Compared to CPUs which latency-oriented architectures, GPUs mainly focus on overall throughput. The high GPUs throughput is achieved through concurrent execution of massive number of concurrent threads sharing identical kernel code. High throughput is achieved by hiding memory access latency across parallel threads. While some threads are waiting for their data or instructions, others can execute. To hide memory access latency, GPUs have dedicated hardware schedulers performing scheduling decisions at warp-level granularity. A warp (also called wavefront in OpenCL) is a group of threads sharing same Program Counter (PC) and executing in lock-step mode.
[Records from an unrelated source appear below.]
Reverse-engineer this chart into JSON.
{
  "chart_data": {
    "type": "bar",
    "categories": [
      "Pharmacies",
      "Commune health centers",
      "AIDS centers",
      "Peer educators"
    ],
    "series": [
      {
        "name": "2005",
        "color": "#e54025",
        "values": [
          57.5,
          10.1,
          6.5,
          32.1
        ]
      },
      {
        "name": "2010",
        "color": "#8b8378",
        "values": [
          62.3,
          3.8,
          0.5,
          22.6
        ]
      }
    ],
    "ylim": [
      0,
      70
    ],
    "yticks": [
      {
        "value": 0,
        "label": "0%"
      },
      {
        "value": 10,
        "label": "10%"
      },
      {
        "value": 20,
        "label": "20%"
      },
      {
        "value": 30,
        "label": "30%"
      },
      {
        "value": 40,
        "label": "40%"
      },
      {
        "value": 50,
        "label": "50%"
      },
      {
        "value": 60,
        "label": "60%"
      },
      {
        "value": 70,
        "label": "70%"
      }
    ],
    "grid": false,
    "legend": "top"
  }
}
With trend toward using GPUs for a diverse range of applications (e.g. vision and scientific computing) new challenges have been raised. One of the main challenges is inter-warp conflicts in the shared resources including I$, D$ and compute unites. The conflicts in the shared resources mainly caused by inter-warp divergence which is uneven execution progress across the concurrent warps. Excessive inter-warp divergence may hinder GPUs to achieve their peak throughput. This motivates the need for approaches that manage inter-warp divergence, avoiding I$ conflicts, for divergence-sensitive benchmarks.
The work will be based on our newly introduced concept: Warp Progression Similarity (WPS) which quantifies the temporal execution similarity of concurrent warps. We anticipate a conceptual trade-off between inter-warp divergence and IPC for the divergence-sensitive benchmarks with high inter-warp conflicts in I$. While both extremes hinder GPUs to achieve their peak IPC, we anticipate that maximum IPC is achieved with a medium inter-warp divergence. The aim of this project is to employ system-level design principles to manage the inter-warps conflicts in the GPU shared resources including I$ and D$.
Basic knowledge of computer architecture is a must! The candidates also need to be familiar with CUDA or OpenCL programming as well as C/C++. In addition, the basic understanding of GPU architecture is required. The student need to be interested in graduate-level research work.
Candidates will be engaged in a set of serious academic research on GPU architecture. They will learn a lot in area of architecture modeling, execution semantic of GPUs, as well as system-level design approaches to tackle complex architecture problems. They also learn the GPGPU-Sim simulator as one of the primary simulator for GPU platforms.